Saving to retire?

Saving to Retire?

If you plan to retire by building a savings plan through an IRA or 401 (k) plan, there is a good chance that you can qualify for a special tax credit. The Saver’s credit is available to pensioners and can help reduce your tax liability. The Saver’s Credit, also known by its extended name, The Retirement Savings Contribution Credit, can provide a maximum benefit of up to $2,000 for married couples who file together ($1,000 for individual taxpayers). The eligibility requirements are based on your annual revenue and your selected filing status.

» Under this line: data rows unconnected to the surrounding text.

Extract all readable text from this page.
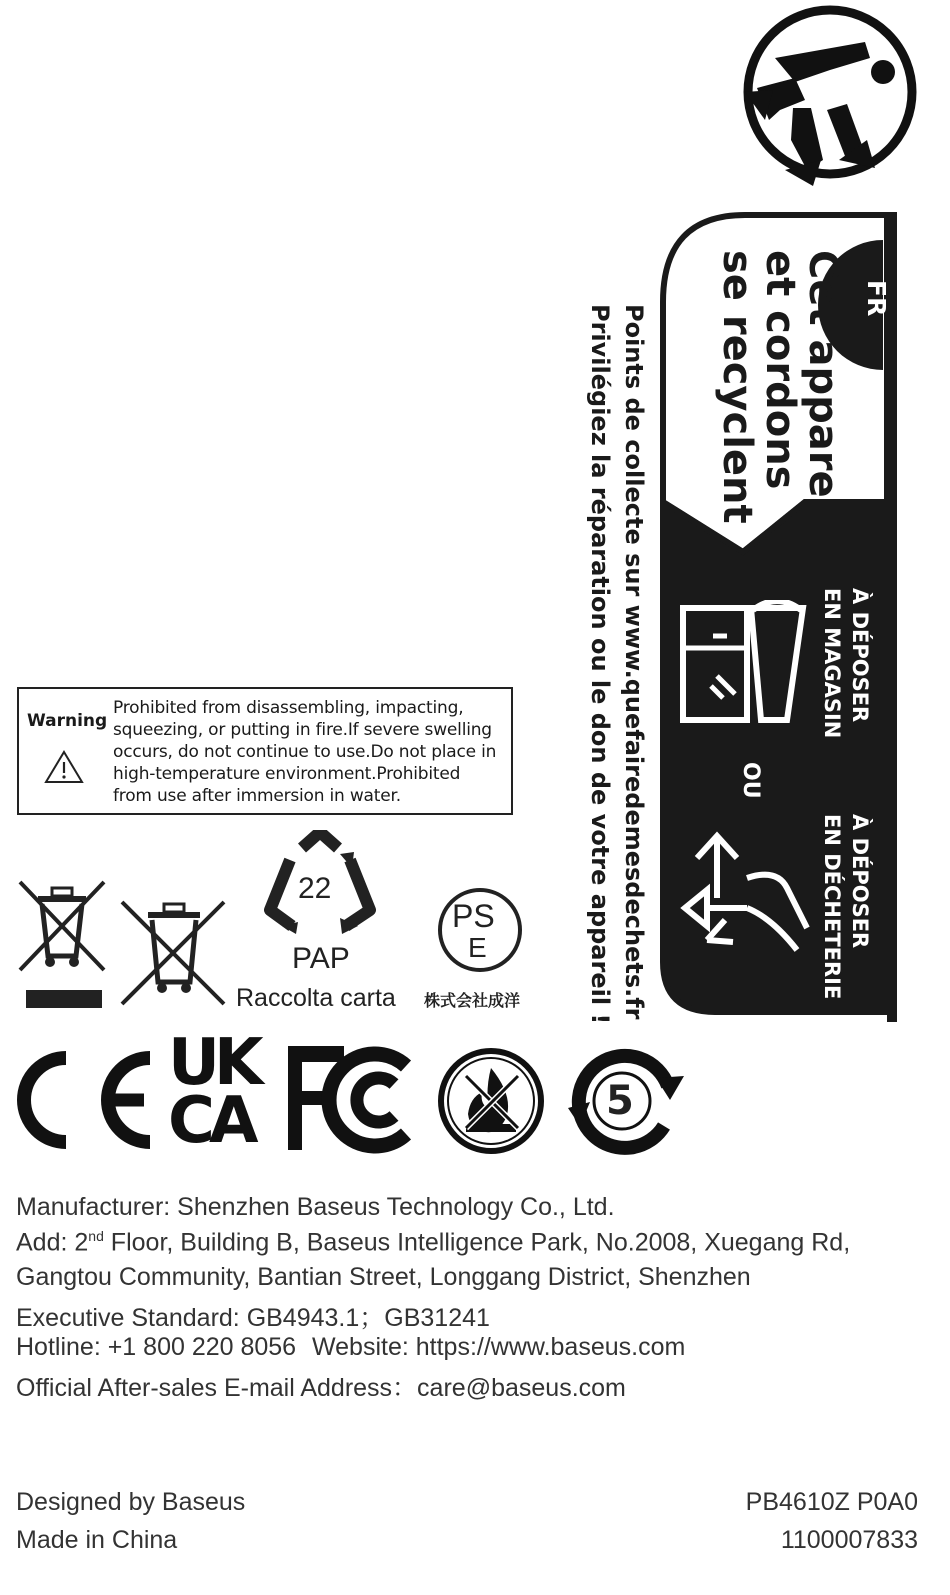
FR
Cet appareil
et cordons
se recyclent
À DÉPOSER
EN MAGASIN
OU
À DÉPOSER
EN DÉCHETERIE
Points de collecte sur www.quefairedemesdechets.fr
Privilégiez la réparation ou le don de votre appareil !
Warning
Prohibited from disassembling, impacting,
squeezing, or putting in fire.If severe swelling
occurs, do not continue to use.Do not place in
high-temperature environment.Prohibited
from use after immersion in water.
22
PAP
Raccolta carta
PS
E
株式会社成洋
UK
CA	5
Manufacturer: Shenzhen Baseus Technology Co., Ltd.
Add: 2nd Floor, Building B, Baseus Intelligence Park, No.2008, Xuegang Rd,
Gangtou Community, Bantian Street, Longgang District, Shenzhen
Executive Standard: GB4943.1；GB31241
Hotline: +1 800 220 8056 Website: https://www.baseus.com
Official After-sales E-mail Address：care@baseus.com
Designed by Baseus
Made in China
PB4610Z P0A0
1100007833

In order to qualify for the 2018 tax year, the following criteria must be met: A single taxpayer or married couple filing separately, who earned no more than $30,000 Filing as head of the household with an annual income of up to $45,000 Married Filing Jointly taxpayers who have a combined income of up to $60,000 The Saver’s Credit has additional rules that may affect your credit. You must be at least 18 years old and not a full-time student for the year. You can’t also be listed as a dependent on the return of anyone else. Obviously, if you want to claim the benefit on your tax return, you must have actually put money into workplace retirement savings, such as a 401 (k) or similar by the end of 2018. Contributions to an IRA may be claimed as late as the due date for tax returns, typically 15 April 2019. You must file Form 8880, Credit for Qualified Retirement Savings Contributions, in order to claim the credit. Many tax software programs will do this for you if you choose to e-file. The Saver’s Credit is just one of several tax savings that you can benefit from if you save later. You can also deduct any contributions to a traditional IRA.